UCLA students celebrate identity-based graduations despite growing DEI scrutiny

(Christine Rodriguez / Daily Bruin staff)
By Alisha Hassanali
June 8, 2025 7:31 p.m.
Family members rely on identity-specific graduation celebrations to honor their graduating Bruins’ accomplishments.
Identity-based graduation ceremonies – including the Latinx Celebration and the Samahang Pilipino Student Celebration – seek to honor seniors who share a particular identity, said Lindsey Sambilay, the Pilipinx Graduation Celebration admin coordinator.
However, Sambilay said student-run organizations hosting identity-based graduation ceremonies were instructed to change celebrations’ names by the office of Student Organizations, Leadership & Engagement.
Amid Trump administration attacks on diversity, equity and inclusion programs, several universities have canceled their identity-based graduation ceremonies – including Harvard University and the University of Kentucky.
Planning committees of UCLA identity-based graduations have continued their programs. However, students have expressed fears over their ceremonies being threatened by the Trump administration’s threats against universities that have DEI programs.
“Their fight for their existence and the validation of their existence in the eyes of the university is through our joy and through our celebration,” said Alyssa Cosico, a fourth-year cognitive science student.
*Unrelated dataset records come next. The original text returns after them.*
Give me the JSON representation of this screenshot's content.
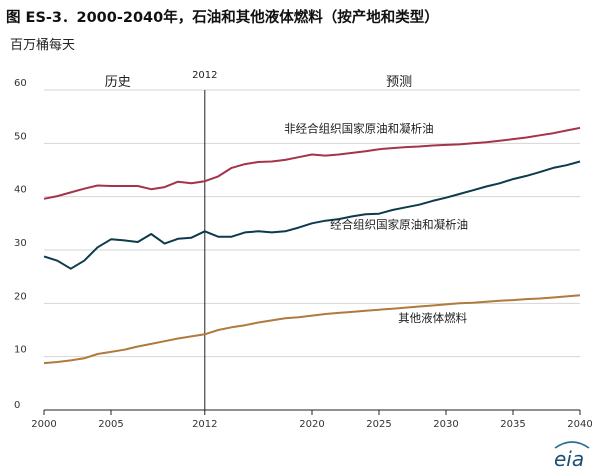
{
  "header": {
    "title": "图 ES-3．2000-2040年，石油和其他液体燃料（按产地和类型）",
    "unit": "百万桶每天"
  },
  "logo_text": "eia",
  "colors": {
    "non_opec": "#a33449",
    "opec": "#0e3a4e",
    "other": "#b07a3c",
    "axis": "#222222"
  },
  "chart_data": {
    "type": "line",
    "title": "图 ES-3．2000-2040年，石油和其他液体燃料（按产地和类型）",
    "ylabel": "百万桶每天",
    "xlabel": "",
    "xlim": [
      2000,
      2040
    ],
    "ylim": [
      0,
      60
    ],
    "x_ticks": [
      2000,
      2005,
      2012,
      2020,
      2025,
      2030,
      2035,
      2040
    ],
    "y_ticks": [
      0,
      10,
      20,
      30,
      40,
      50,
      60
    ],
    "grid": "horizontal",
    "divider": {
      "x": 2012,
      "label": "2012"
    },
    "periods": [
      {
        "label": "历史",
        "x": 2005.5
      },
      {
        "label": "预测",
        "x": 2026.5
      }
    ],
    "x": [
      2000,
      2001,
      2002,
      2003,
      2004,
      2005,
      2006,
      2007,
      2008,
      2009,
      2010,
      2011,
      2012,
      2013,
      2014,
      2015,
      2016,
      2017,
      2018,
      2019,
      2020,
      2021,
      2022,
      2023,
      2024,
      2025,
      2026,
      2027,
      2028,
      2029,
      2030,
      2031,
      2032,
      2033,
      2034,
      2035,
      2036,
      2037,
      2038,
      2039,
      2040
    ],
    "series": [
      {
        "name": "非经合组织国家原油和凝析油",
        "color_key": "non_opec",
        "label_anchor": {
          "x": 2023.5,
          "y": 52.0
        },
        "values": [
          39.6,
          40.1,
          40.8,
          41.5,
          42.1,
          42.0,
          42.0,
          42.0,
          41.4,
          41.8,
          42.8,
          42.5,
          42.9,
          43.8,
          45.4,
          46.1,
          46.5,
          46.6,
          46.9,
          47.4,
          47.9,
          47.7,
          47.9,
          48.2,
          48.5,
          48.9,
          49.1,
          49.3,
          49.4,
          49.6,
          49.7,
          49.8,
          50.0,
          50.2,
          50.5,
          50.8,
          51.1,
          51.5,
          51.9,
          52.4,
          52.9
        ]
      },
      {
        "name": "经合组织国家原油和凝析油",
        "color_key": "opec",
        "label_anchor": {
          "x": 2026.5,
          "y": 34.0
        },
        "values": [
          28.8,
          28.0,
          26.5,
          28.0,
          30.5,
          32.0,
          31.8,
          31.5,
          33.0,
          31.2,
          32.1,
          32.3,
          33.5,
          32.5,
          32.5,
          33.3,
          33.5,
          33.3,
          33.5,
          34.2,
          35.0,
          35.5,
          35.8,
          36.3,
          36.7,
          36.8,
          37.5,
          38.0,
          38.5,
          39.2,
          39.8,
          40.5,
          41.2,
          41.9,
          42.5,
          43.3,
          43.9,
          44.6,
          45.4,
          45.9,
          46.6
        ]
      },
      {
        "name": "其他液体燃料",
        "color_key": "other",
        "label_anchor": {
          "x": 2029.0,
          "y": 16.5
        },
        "values": [
          8.8,
          9.0,
          9.3,
          9.7,
          10.5,
          10.9,
          11.3,
          11.9,
          12.4,
          12.9,
          13.4,
          13.8,
          14.2,
          15.0,
          15.5,
          15.9,
          16.4,
          16.8,
          17.2,
          17.4,
          17.7,
          18.0,
          18.2,
          18.4,
          18.6,
          18.8,
          19.0,
          19.2,
          19.4,
          19.6,
          19.8,
          20.0,
          20.1,
          20.3,
          20.5,
          20.6,
          20.8,
          20.9,
          21.1,
          21.3,
          21.5
        ]
      }
    ]
  }
}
For over 50 years, the Latinx Celebration has also historically been called the “Latinx Graduation,” said Alexis Ayala, a fourth-year education and social transformation and labor studies student and the tri-chair of the Latinx celebration at UCLA. But student organizers were told to rename it to the “Latinx Celebration” this spring quarter, they added.
The Latinx Celebration, which is held in Spanish to provide access to non-English speaking students and guests, will see a record-breaking 800 students in attendance, Ayala said.
Student-run admit weekends were also instructed by UCLA’s Diversity Admit Weekend Program to remove exclusive words from their titles – such as removing “admit” from “Latinx Admit Weekend” – and organization names.
[Related: UCLA admitted students’ weekend programs instructed to remove exclusive wording]
Ayala said they are uncertain whether these identity-based graduation ceremonies will be canceled this year.
“I do think there is this idea that it could happen to UCLA as well,” they said. “Anything can happen at the last minute, to be honest, but I’m hopeful.”
The Latinx Celebration student organizers are also concerned about the potential of United States Immigration and Customs Enforcement activity on campus, Ayala added.
ICE has terminated international students’ legal status from U.S. colleges and universities, including legal permanent residents and student visa holders. Over 1,200 international students in the U.S. had their legal status temporarily revoked and then reinstated in April, according to the Associated Press.
[Related: Undocumented students share fears of deportation under second Trump administration]
“It’s a concern we’ve had from students with everything happening, from ICE raids, from what is happening with law enforcement, with what happened a year ago and what continues to happen at a university level from protests,” Ayala said.
Members of Samahang Pilipino host their graduation ceremony at Royce Hall every year, Sambilay said. However, recent funding changes from the Undergraduate Students Association Council threatened the tradition and its June 15 ceremony, she said, adding that she believes the lack of funding is an insult to the organization.
“This funding app that we applied for only gave us $600 in allocation, and the P-grad ceremony itself costs about $22,000,” Sambilay said. “The $600 allocation that the BOD funding gave us barely covers 3% of the total projected expenses that we would need.”
Sambilay said the organization eventually secured adequate funding to host the graduation ceremony.
In a written statement, a UCLA spokesperson said they will continue to support all student celebrations. Although the university is navigating budgetary restrictions, student organizations are still able to find funding sources to support their year-end events, they added in the statement.
“As UCLA hosts one official Commencement and Schools and Departments hold degree-conferring graduations, all other events are considered celebrations of student success and are open to all students,” the spokesperson said.
Despite this success, Sambilay also said she is preparing for a potential decrease in funding for identity-based organizations given the national attacks on DEI, adding that she wants to continue shining light on this issue through USAC public comments, for example.
“As the years go by, we just think that it’s going to get worse,” she said. “Funding is only going to get smaller and smaller, and obviously the prices will rise higher and higher.”
Cosico, a Samahang Pilipino Cultural Night board member, said identity-based graduations allow students to celebrate the community that raised and cared for them throughout their time in college.
“For a lot of us, we could be really new, either first generation or 1.5 generation, where our parents experienced school in the Philippines but don’t know how the U.S. education system works,” she said. “Filipino graduation allows us to celebrate our experiences in a way that we know best.”
Despite challenges, Ayala said they have found it rewarding to collaborate with the planning committee members to represent students from Latin America at the graduation ceremony.
“I’m hopeful,” Ayala said. “I’m staying hopeful just because it’s one of the last things that a lot of our seniors are looking forward to.”